Praise with all your mouth.
(Lines 1–3 too fragmentary for continuous translation.)
Praise with all your mouth [...]
(Remaining lines too fragmentary.)
Colophon
Source: 4Q412, Caves of Qumran (Cave 4), first century BCE. Published in Qimron, The Dead Sea Scrolls: The Hebrew Writings, Vol. 3 (Yad Ben-Zvi, 2015). Primary publication: DJD XX (Elgvin et al., Oxford University Press, 1997), classified as Sapiential Work B.
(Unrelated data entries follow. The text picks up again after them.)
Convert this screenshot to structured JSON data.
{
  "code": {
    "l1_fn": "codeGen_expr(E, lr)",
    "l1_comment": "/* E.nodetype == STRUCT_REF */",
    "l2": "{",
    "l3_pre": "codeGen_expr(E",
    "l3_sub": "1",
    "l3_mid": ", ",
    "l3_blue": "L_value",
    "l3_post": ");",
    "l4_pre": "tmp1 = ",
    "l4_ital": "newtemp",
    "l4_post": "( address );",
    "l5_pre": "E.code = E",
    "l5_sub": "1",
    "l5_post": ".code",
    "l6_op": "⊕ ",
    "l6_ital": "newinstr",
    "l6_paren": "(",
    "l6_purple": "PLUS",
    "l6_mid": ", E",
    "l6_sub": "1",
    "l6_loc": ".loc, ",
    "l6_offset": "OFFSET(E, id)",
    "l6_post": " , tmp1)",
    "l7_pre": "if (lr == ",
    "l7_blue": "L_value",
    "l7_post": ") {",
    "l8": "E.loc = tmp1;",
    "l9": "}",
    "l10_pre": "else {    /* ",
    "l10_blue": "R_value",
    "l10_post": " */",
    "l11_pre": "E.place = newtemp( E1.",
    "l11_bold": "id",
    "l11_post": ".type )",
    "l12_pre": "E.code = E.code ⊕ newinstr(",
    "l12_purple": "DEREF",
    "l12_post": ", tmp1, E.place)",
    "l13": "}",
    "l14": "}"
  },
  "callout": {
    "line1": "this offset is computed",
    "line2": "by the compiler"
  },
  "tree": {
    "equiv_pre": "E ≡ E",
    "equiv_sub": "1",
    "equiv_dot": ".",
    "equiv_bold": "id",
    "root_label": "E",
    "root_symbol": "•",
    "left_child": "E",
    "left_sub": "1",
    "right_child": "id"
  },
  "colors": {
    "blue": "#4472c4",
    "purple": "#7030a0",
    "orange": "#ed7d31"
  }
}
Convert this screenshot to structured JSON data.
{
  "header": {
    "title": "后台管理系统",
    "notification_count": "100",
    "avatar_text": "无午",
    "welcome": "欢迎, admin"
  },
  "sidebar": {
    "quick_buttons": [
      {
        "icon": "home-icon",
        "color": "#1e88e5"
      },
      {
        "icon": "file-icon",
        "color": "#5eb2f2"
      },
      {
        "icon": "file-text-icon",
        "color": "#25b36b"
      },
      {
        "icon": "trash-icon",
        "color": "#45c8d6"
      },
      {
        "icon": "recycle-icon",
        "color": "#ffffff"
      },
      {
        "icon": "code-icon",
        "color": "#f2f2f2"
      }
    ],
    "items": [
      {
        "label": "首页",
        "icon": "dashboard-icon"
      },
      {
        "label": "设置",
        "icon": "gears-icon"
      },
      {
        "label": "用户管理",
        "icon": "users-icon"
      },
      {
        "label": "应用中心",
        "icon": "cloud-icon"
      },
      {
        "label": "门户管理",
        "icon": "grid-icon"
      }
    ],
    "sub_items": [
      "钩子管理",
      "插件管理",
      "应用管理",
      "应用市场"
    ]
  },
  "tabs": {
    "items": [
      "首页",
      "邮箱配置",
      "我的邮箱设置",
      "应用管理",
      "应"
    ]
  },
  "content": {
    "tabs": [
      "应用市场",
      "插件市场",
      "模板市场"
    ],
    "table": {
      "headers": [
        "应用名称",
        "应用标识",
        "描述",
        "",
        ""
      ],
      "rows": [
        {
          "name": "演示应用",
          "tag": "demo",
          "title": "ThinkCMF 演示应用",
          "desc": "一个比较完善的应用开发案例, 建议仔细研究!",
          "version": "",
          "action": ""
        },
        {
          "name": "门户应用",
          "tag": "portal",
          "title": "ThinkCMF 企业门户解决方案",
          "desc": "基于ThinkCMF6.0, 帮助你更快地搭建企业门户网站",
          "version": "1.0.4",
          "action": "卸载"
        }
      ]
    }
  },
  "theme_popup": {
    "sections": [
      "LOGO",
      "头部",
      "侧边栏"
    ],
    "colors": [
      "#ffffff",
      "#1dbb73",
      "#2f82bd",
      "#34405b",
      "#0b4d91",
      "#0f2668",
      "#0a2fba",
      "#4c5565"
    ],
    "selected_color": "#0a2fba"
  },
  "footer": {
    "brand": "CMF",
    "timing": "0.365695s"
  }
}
Tradition: Judean sectarian literature. 4Q412 is a Cave 4 Hebrew fragment classified among the sapiential texts from Qumran. Only one line yields continuous readable content: "Praise with all your mouth" (hallel bekhal pikha). The phrase belongs to the repertoire of communal liturgical exhortation — calling the worshipping assembly to total praise, paralleling the closing imperative of Psalm 150 ("let everything that has breath praise the LORD") and the praise theology of the Psalms Scroll (11QPs). The sapiential classification suggests this fragment belonged to a wisdom composition that included liturgical instruction alongside ethical teaching — a genre well attested at Qumran (compare Instruction, 4Q415–418). The fragment's surviving words are too few to determine its full scope or structure.
Note on lacunae: Only one line yields continuous readable text. No readings have been restored beyond what the transcription supports.
Translation: New Tianmu Anglican Church, 2026 (from Hebrew transcription in Qimron composite edition). This translation is independent of existing English renderings.